Il potere culturale dell’anamorfosi consiste in questo suo essere diventata una metafora del nostro stare al mondo e affrontare la vita. Il senso dell’universo e del nostro essere ci sfuggono: il caotico ammasso di materia ed il fluire ininterrotto di esperienze non hanno trovato un punto di raccolta sufficiente a dispiegarli completamente. Queste anamorfosi ci tormentano, ci rendono cinici o fatalisti, ma la nostra natura razionale si ostina a supporre che deveesistere un ordine definitivo, una spiegazione della totalità. L’arte di Rousse è nel suo complesso il simbolo di questa nostra ricerca ostinata quanto “disperata”. L’armonia mundi supposta da Democrito e da Leibniz, sarebbe per il filosofo tedesco Immanuel Kant soltanto una “idea costitutiva” del nostro intelletto, una sorta di illusione razionale che proietta davanti a noi un Senso ultimo che potrebbe anche non esistere. Queste discipline magiche dell’anamorfosi e della prospettiva nascono agli albori del Rinascimento come frutto di una scienza capace di regolare il mondo secondo i nuovi criteri oggettivi e razionali della mente umana.
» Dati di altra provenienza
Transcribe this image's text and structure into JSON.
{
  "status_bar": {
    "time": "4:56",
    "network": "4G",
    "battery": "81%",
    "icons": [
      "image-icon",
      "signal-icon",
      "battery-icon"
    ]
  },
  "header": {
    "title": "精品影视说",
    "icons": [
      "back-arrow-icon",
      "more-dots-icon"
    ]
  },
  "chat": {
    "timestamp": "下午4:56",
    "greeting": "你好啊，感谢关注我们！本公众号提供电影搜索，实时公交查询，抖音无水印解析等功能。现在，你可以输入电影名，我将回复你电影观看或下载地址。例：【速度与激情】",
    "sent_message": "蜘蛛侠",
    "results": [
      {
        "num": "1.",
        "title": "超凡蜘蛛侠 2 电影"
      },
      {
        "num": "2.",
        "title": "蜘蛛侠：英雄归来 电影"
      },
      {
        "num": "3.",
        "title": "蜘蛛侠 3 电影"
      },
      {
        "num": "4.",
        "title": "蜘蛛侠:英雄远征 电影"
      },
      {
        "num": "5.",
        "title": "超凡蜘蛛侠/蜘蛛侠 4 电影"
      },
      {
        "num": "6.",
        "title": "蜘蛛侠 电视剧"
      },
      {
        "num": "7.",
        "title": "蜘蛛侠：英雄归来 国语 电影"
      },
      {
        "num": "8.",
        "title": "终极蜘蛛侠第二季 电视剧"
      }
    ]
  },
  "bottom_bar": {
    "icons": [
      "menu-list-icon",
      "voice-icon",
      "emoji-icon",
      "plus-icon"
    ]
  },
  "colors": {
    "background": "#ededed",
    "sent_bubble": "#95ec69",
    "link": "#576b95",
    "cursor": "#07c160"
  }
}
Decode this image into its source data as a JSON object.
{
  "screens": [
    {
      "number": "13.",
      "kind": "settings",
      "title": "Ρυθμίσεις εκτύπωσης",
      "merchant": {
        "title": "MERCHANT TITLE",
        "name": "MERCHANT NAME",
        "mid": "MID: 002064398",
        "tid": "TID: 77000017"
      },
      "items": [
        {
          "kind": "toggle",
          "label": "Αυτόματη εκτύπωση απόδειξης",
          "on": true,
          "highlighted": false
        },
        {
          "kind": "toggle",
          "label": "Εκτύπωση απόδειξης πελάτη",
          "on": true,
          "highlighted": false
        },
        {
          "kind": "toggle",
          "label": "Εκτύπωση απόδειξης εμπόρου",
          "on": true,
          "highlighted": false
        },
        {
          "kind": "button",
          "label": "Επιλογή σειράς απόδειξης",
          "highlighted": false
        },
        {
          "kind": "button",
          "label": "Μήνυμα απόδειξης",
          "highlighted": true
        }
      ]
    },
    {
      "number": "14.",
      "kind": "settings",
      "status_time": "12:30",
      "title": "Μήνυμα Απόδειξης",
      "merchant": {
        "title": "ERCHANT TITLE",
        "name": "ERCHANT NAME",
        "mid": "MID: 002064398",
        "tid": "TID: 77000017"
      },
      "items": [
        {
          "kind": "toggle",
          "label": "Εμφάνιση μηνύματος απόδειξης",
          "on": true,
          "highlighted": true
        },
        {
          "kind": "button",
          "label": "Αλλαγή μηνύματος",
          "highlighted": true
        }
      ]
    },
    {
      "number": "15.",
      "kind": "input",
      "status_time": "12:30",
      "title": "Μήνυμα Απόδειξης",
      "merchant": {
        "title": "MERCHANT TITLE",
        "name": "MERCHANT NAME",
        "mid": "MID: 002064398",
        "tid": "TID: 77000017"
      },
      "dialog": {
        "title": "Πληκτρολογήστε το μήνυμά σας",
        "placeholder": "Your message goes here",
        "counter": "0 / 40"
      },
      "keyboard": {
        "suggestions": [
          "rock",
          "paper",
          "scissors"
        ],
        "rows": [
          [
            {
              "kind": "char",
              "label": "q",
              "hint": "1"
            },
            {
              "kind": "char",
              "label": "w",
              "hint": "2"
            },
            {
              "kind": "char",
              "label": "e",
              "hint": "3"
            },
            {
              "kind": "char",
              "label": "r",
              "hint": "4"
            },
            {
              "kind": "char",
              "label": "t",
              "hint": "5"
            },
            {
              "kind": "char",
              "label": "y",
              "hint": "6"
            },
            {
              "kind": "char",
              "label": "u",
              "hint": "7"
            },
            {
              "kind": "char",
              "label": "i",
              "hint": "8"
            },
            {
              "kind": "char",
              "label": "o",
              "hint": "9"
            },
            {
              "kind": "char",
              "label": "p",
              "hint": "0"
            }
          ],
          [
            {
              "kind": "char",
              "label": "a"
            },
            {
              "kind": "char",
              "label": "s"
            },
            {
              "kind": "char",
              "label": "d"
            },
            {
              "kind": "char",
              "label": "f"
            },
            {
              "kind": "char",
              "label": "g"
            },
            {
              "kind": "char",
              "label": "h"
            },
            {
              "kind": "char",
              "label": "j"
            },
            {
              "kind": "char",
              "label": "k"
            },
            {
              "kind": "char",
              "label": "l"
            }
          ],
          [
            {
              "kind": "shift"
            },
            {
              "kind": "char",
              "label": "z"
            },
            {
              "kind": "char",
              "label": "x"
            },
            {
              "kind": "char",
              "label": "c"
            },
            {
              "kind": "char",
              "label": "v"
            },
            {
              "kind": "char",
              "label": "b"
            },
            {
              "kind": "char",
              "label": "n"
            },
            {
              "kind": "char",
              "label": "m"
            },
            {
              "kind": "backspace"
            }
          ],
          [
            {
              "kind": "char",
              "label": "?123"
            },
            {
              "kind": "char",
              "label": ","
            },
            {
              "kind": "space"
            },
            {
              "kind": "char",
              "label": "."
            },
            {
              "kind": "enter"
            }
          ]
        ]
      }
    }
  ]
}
Lo storico dell’arte Erwin Panofsky ha definito la prospettiva come “forma simbolica” della nostra civiltà, come schema ordinatorio del nostro modo di vedere e quindi di conoscere il mondo: un’ipotesi confermata da Marshall McLuhan secondo cui le evoluzioni tecniche, anche nel campo dell’arte, trasformano il nostro approccio cognitivo alla realtà influendo sull’idea che di essa ne abbiamo. Le prime anamorfosi della storia, contenute nel “Codice Atlantico” di Leonardo Da Vinci, o le prospettive monumentali di Piero della Francesca segnano l’ingresso della geometria come nuovo fondamento del mondo dell’arte, di cui viene celebrata l’alleanza con la scienza durante tutto il Rinascimento. Oggi, dopo secoli di evoluzioni, di trattati e di studi sull’ottica applicata all’arte, Rousse compie un ulteriore passo avanti dentro il territorio di una malia metamorfica, un jeu savant costruito per l’obiettivo fotografico, verso il quale tutto converge in un lavorio millimetrico di proporzioni, di luci e di colori”
Opere di Georges Rousse sono presenti in decine di importanti musei e collezioni internazionali, tra cui Centre Goerges Pompidou, Musée du Louvre, Guggenheim Museum di New York, De Menil Collection, UBS Collection e Museo Pecci di Prato.
Vano Alto
Vano Alto è un progetto nato dalla collaborazione di Vittorio Cavallini e Paola Mariani rivolto alla creazione di nuovi oggetti e alla interpretazione dello spazio o del contesto che lo ospita. Attraverso riattivazioni, minimi spostamenti e poetiche rivelazioni, Vano Alto produce collezioni di oggetti a tiratura limitata, oggetti unici, installazioni. Il progetto ha recentemente esposto al Museo della Scienza e della Tecnologia di Milano in occasione di “Most” a cura di Tom Dixon.